From 2005 to 2010 we tested cilostazol bridging of DES in consecutive pts advised to stop both DAPT peri-op. 2 dosing regimen intervals were tailored to reduce risk and degree of expected peri-op bleeding. Initially DAPT was only advised for 6 months post DES and later extended to 1 year, thus early bridging was in urgent unavoidable surgeries during the high risk first 6-12 month post DES. When DAPT was later advised long-term due to late ST reports, peri-op cilostazol bridging was extended to all procedures up to 5 years post DES placement. MACE was felt related to bridging if it occurred while off DAPT peri-op or within 30 days post-op. We hereby report results for peri-op cilostazol bridging off DAPT from 2 weeks to 60 months post latest DES.
DAPT was stopped after last doses on 8th day pre-op and cilostazol 100mg po bid started on the 7th pre-op day: for low risk bleeding surgeries, cilostazol was stopped 24-30 hours (hrs) pre-op and DAPT resumption advised at 12-24 hrs post-op. For moderate-high bleeding risk surgeries (epidurals; back & urology surgery, coronary bypass) cilostazol was stopped 54-60 hrs pre-op after 1000 mg and DAPT resumed 24-36 hrs post-op. For those who didn’t tolerate cilostazol 100mg, dose was reduced to 50mg po bid. Pts were deemed adequately bridged if they took at least 600 mg of cilostazol pre-op and resumed DAPT within 48 hrs post-op.

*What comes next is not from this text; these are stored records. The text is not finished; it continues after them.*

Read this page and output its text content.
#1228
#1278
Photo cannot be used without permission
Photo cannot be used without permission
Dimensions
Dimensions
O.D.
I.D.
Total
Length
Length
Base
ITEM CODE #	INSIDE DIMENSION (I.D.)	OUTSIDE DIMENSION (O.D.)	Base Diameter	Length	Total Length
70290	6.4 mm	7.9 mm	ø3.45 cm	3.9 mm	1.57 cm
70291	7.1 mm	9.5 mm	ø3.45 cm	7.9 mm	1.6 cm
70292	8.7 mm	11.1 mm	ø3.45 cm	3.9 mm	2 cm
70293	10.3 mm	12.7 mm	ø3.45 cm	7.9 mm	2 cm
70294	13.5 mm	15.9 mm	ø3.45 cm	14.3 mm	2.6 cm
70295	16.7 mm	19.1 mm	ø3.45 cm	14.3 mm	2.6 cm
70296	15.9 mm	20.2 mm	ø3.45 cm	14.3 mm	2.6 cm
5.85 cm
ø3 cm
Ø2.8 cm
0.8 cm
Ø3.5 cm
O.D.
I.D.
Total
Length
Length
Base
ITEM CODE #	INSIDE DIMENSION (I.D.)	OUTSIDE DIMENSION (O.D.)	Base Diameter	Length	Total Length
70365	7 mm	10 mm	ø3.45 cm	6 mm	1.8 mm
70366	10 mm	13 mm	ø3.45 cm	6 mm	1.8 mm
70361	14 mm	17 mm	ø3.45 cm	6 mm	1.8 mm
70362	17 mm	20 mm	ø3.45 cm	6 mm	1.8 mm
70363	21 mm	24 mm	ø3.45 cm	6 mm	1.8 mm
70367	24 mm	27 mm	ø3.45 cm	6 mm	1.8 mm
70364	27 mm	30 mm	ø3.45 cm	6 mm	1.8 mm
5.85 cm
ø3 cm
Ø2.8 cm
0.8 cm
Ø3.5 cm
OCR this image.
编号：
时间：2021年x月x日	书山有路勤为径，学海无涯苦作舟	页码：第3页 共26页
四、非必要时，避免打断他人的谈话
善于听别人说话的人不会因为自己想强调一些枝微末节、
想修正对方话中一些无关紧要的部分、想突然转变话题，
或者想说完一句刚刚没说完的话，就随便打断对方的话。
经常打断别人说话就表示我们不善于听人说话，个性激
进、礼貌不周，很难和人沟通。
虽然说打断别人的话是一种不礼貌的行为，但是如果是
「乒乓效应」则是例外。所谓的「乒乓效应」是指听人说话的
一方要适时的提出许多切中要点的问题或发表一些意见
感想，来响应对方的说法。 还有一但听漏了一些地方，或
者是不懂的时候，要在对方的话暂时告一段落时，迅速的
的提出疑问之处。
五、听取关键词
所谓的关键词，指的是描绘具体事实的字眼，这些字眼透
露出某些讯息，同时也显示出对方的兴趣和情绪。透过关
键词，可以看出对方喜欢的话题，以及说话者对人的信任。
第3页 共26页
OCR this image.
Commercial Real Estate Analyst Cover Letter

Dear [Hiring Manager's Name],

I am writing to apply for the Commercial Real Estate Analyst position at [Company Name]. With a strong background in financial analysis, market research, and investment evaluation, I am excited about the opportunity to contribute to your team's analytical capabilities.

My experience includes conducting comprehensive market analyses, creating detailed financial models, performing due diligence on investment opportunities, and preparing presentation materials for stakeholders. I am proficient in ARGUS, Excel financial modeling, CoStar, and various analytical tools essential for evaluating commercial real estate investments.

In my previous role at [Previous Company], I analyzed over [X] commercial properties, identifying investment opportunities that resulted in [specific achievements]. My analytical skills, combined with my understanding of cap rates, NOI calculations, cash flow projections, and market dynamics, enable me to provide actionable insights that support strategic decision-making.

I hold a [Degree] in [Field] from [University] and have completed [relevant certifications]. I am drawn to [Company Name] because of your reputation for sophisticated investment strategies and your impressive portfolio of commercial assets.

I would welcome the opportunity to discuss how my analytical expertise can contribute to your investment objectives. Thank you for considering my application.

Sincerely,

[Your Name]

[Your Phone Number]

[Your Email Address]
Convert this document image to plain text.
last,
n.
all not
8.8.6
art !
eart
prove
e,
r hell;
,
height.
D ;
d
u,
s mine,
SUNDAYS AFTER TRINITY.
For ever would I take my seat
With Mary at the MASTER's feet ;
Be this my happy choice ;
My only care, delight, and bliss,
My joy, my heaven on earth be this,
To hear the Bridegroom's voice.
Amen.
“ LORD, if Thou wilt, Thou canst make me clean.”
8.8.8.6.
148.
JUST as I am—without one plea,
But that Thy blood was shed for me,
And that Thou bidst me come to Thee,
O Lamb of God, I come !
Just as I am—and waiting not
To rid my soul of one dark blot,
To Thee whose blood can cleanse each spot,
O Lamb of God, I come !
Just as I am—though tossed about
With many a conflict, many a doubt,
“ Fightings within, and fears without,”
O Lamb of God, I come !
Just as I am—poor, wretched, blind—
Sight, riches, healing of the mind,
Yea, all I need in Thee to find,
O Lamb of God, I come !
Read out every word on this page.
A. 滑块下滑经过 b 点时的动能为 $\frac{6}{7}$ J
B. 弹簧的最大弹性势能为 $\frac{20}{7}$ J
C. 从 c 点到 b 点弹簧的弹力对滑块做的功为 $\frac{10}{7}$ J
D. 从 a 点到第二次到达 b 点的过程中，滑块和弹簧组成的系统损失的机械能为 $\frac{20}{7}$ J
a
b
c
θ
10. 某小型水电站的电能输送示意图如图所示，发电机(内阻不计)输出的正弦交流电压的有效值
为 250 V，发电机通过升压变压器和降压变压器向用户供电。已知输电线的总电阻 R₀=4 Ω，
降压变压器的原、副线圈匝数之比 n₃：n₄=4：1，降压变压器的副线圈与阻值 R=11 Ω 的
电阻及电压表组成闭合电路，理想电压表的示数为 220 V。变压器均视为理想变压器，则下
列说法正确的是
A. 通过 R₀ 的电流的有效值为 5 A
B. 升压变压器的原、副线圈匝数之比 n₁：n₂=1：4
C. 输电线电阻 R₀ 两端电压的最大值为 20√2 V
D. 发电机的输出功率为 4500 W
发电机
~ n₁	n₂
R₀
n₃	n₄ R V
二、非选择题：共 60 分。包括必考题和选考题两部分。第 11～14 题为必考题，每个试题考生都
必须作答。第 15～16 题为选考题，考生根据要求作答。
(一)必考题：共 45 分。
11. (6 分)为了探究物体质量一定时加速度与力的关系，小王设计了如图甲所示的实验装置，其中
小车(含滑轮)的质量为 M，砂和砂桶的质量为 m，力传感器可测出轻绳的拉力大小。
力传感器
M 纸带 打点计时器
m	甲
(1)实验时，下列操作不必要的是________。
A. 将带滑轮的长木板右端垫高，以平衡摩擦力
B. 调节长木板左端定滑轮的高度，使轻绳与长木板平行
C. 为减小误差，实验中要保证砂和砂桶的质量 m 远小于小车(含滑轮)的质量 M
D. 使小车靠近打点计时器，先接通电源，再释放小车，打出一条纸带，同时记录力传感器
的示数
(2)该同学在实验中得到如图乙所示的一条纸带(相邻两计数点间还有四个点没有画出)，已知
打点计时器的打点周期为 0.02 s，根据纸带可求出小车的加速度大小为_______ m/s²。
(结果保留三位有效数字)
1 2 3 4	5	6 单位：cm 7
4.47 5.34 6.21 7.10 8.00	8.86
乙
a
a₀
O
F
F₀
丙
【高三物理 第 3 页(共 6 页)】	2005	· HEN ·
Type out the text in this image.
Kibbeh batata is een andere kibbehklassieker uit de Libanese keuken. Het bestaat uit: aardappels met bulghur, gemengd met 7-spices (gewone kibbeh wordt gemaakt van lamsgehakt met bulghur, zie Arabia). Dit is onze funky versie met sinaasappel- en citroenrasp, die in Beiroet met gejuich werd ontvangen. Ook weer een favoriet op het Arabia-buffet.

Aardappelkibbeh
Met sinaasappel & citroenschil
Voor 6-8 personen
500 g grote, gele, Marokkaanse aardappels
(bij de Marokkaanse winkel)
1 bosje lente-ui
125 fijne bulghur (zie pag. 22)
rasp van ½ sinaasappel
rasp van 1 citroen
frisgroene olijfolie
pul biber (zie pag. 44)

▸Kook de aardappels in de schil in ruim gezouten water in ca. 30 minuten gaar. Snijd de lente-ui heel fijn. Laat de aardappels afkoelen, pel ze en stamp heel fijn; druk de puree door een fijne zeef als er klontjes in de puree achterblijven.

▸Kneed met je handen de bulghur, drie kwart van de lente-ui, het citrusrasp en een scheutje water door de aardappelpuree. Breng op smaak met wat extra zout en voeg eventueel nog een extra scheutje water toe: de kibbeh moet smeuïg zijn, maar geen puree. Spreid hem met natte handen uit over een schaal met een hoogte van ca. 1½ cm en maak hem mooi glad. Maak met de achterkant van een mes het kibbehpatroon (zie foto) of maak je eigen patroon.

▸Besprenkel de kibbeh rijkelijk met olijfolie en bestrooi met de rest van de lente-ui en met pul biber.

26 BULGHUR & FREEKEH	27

A total of 95 pts with DES’s underwent 167 consecutive surgeries advising DAPT stoppage utilizing the cilostazol bridging and DAPT resumption protocols. 95% of patients had 1 or more high ST risk paclitaxel DES. Pts were adequately bridged during 157/167 surgeries with optimal dosing of 100mg bid (or 50mg if intolerant) and DAPT resumed within 48 hrs. None of the 157 fully bridged experienced peri or post-op MACE giving observed respective 100% compliant, and 94% intention to treat, success rates for cilostazol DES bridging. In the remaining 10 patients that were cilostazol intolerant, non-compliant and/or who failed DAPT resumption within 48 hrs post-op, 3 had MACE (Table) perioperatively or in the follow up period. Overall, a very low MACE rate of 2% (ie. 1/48 bridged surgeries) was observed with cilostazol off DAPT in the highest risk first 12 months post DES when compared to historical MACE rates of 10-20% with paclitaxel DES in the first year post DES when DAPT stopped prematurely without planned bridging. No significant bleeding other than nuisance bleeding occurred, none altering surgery success or requiring additional transfusions over that typical of surgery type.
Our study suggests that outpatient cilostazol peri-op bridging of DES off DAPT is feasible and results in low bleeding and low MACE rates as seen in patients with first generation DES when bridged off DAPT. Bridging success requires strict adherence to the cilostazol regimen and DAPT resumption schedules. As new generation DES have reported less ST risk & most surgeries don't stop both DAPT, the value of cilostazol bridging needs further confirmation in current generation DES and in those continuing ASA peri-op.